The room was bright, the air just cool enough to keep me aware of every breath. I could feel the fabric of my suit jacket against my shoulders, the faint click of my heels on the floor. I took my place behind the podium, smoothed the notes I didn’t really need, and looked up. Sixty faces. Some friendly, some unreadable.I took one long breath. Then another.
And when I spoke, I heard my own voice, amplified, steady, clear. The sound startled me for a split second, but then it grounded me. My voice filled the room, and somehow, I didn’t shake. The words came as if they’d been waiting there all along.
As I kept speaking, a calmness began to spread through me, not the kind that comes from confidence, but the kind that comes from Presence. I even found myself smiling, adding a few small jokes that earned some laughter. The crowd leaned in. The tension that had lived in my shoulders all week quietly dissolved.

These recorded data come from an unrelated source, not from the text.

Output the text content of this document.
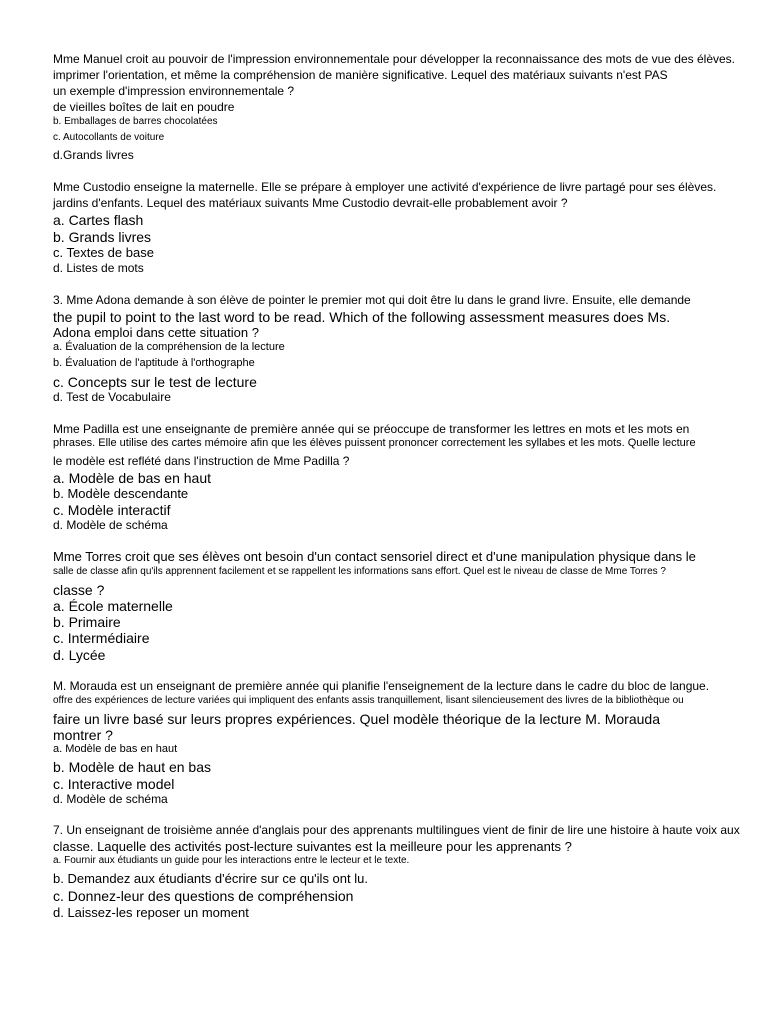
Mme Manuel croit au pouvoir de l'impression environnementale pour développer la reconnaissance des mots de vue des élèves.
imprimer l'orientation, et même la compréhension de manière significative. Lequel des matériaux suivants n'est PAS
un exemple d'impression environnementale ?
de vieilles boîtes de lait en poudre
b. Emballages de barres chocolatées
c. Autocollants de voiture
d.Grands livres
Mme Custodio enseigne la maternelle. Elle se prépare à employer une activité d'expérience de livre partagé pour ses élèves.
jardins d'enfants. Lequel des matériaux suivants Mme Custodio devrait-elle probablement avoir ?
a. Cartes flash
b. Grands livres
c. Textes de base
d. Listes de mots
3. Mme Adona demande à son élève de pointer le premier mot qui doit être lu dans le grand livre. Ensuite, elle demande
the pupil to point to the last word to be read. Which of the following assessment measures does Ms.
Adona emploi dans cette situation ?
a. Évaluation de la compréhension de la lecture
b. Évaluation de l'aptitude à l'orthographe
c. Concepts sur le test de lecture
d. Test de Vocabulaire
Mme Padilla est une enseignante de première année qui se préoccupe de transformer les lettres en mots et les mots en
phrases. Elle utilise des cartes mémoire afin que les élèves puissent prononcer correctement les syllabes et les mots. Quelle lecture
le modèle est reflété dans l'instruction de Mme Padilla ?
a. Modèle de bas en haut
b. Modèle descendante
c. Modèle interactif
d. Modèle de schéma
Mme Torres croit que ses élèves ont besoin d'un contact sensoriel direct et d'une manipulation physique dans le
salle de classe afin qu'ils apprennent facilement et se rappellent les informations sans effort. Quel est le niveau de classe de Mme Torres ?
classe ?
a. École maternelle
b. Primaire
c. Intermédiaire
d. Lycée
M. Morauda est un enseignant de première année qui planifie l'enseignement de la lecture dans le cadre du bloc de langue.
offre des expériences de lecture variées qui impliquent des enfants assis tranquillement, lisant silencieusement des livres de la bibliothèque ou
faire un livre basé sur leurs propres expériences. Quel modèle théorique de la lecture M. Morauda
montrer ?
a. Modèle de bas en haut
b. Modèle de haut en bas
c. Interactive model
d. Modèle de schéma
7. Un enseignant de troisième année d'anglais pour des apprenants multilingues vient de finir de lire une histoire à haute voix aux
classe. Laquelle des activités post-lecture suivantes est la meilleure pour les apprenants ?
a. Fournir aux étudiants un guide pour les interactions entre le lecteur et le texte.
b. Demandez aux étudiants d'écrire sur ce qu'ils ont lu.
c. Donnez-leur des questions de compréhension
d. Laissez-les reposer un moment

When I finished, there was a pause, and then applause. A rush of warmth moved through me, but not pride. Gratitude. Deep, quiet gratitude.
What I said wasn’t earth-shattering, but what happened inside me was. Knowing that I can lean hard on God in the places where I’m weakest, that’s the miracle. That’s the lesson Moses learned long ago, and the one I’m still learning.
Most people in that room will never know how much I battled just to take those steps forward, just to face the microphone. But I know. And I know who was with me.
He saw me through it.
He is so faithful, even when we don’t deserve it.
Our God doesn’t just send us into hard places; He goes with us. And sometimes, the holy ground isn’t a desert glowing with fire. Sometimes it’s right under our feet, in a conference room, behind a podium, in a trembling heart that finally finds its voice.